Robin Fountain and the SMSO performing Mahler’s incredible First Symphony “The Titan” is not just a concert, it’s an event. The Symphony wraps up its Wow! Season, with a performance of a symphony that the composer himself called one of his “boldest works”. 

sponsored by

ONCOLOGY CARE ASSOCIATES


Program

             



Program Notes

Sinfonia No. 12 - Mendelssohn

Sinfonia No. 12, was the last of an extended series of “string symphonies” by Mendelssohn, all of them completed before he turned 15. The symphonies were first performed at his home as part of the regular musical soirees that graced his family’s rich cultural life.

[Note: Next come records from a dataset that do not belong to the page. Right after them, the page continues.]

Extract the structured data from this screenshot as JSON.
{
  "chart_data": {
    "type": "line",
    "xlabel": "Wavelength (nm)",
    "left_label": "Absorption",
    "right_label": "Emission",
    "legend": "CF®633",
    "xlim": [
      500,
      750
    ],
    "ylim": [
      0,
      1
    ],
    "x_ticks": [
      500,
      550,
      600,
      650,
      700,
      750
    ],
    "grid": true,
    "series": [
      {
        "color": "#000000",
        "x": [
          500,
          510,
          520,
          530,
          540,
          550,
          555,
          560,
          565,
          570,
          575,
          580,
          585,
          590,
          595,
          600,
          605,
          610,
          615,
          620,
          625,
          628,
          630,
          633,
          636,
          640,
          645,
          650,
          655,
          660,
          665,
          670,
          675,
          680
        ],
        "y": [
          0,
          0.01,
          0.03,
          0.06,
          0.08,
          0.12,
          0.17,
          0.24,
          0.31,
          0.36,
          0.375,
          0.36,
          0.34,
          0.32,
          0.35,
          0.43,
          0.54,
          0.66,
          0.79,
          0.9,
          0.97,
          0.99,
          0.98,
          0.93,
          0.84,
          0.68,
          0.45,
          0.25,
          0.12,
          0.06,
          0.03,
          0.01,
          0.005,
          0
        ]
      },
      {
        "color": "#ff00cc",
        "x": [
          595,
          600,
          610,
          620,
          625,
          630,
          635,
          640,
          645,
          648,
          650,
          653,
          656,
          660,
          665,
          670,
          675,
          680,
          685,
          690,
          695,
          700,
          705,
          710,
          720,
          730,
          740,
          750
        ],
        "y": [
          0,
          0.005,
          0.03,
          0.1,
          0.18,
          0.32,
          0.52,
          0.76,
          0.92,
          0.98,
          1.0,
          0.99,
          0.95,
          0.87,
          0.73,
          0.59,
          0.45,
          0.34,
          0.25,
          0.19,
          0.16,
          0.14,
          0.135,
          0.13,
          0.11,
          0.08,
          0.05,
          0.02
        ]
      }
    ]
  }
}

The G minor Sinfonia owes an obvious and profound debt to the music of Bach, whose music Mendelssohn had studied under the guidance of his teacher Zelter. The work is in three movements, with ferocious extended fugues in the first and last set off by a contrasting lilting central andante.

Symphony No. 1 - Mahler

That Mahler’s first symphony now ranks among the composer’s most popular and frequently performed works is eloquent testimony to the way in which an artist’s work can, over time, effect changes in audience taste. At the time of it’s premiere in 1889, concertgoers were accustomed to “the artistic” and “the vulgar” as belonging to two totally separate spheres, and were therefore scandalized, almost morally offended, at the inclusion in the symphony of elements such as café music and the common children’s tune “Freres Jaques”

In it’s original form, the work was a symphonic poem, and even as it evolved though the course of repeated performances and revisions into a four movement symphony, it was typically presented by the composer with a written program to facilitate comprehension.
The program (in a translation by de la Grange quoted on Andante.com) is as follows: (the discarded “Blumine” movement removed)

Part I
'Memories of Youth': fruit, flower and thorn pieces
1. 'Spring goes on and on' (Introduction and Allegro comodo). 
The introduction describes nature's awakening from its long winter sleep.

2. 'Full sail' (Scherzo).

Part II
3. 'Aground!' ( A funeral march in the style of Callot).
The following will help to explain this movement: the initial inspiration for it was found by the composer in a burlesque engraving: 'The Huntsman's Funeral', well known to all Austrian children, and taken from an old book of fairy stories. The animals of the forest accompany the dead huntsman's coffin to the graveside; hares carry the pennant, then comes a band of Bohemian musicians, followed by cats, toads, crows, etc., all playing their instruments, while stags, deer, foxes and other fourlegged and feathered creatures of the forest accompany the procession with droll attitudes and gestures. This movement is intended to express a mood alternating between ironic gaiety and uncanny brooding, which is then suddenly interrupted by:

4. 'Dall'Inferno' (Allegro Furioso)
the sudden outburst of despair from a deeply wounded heart.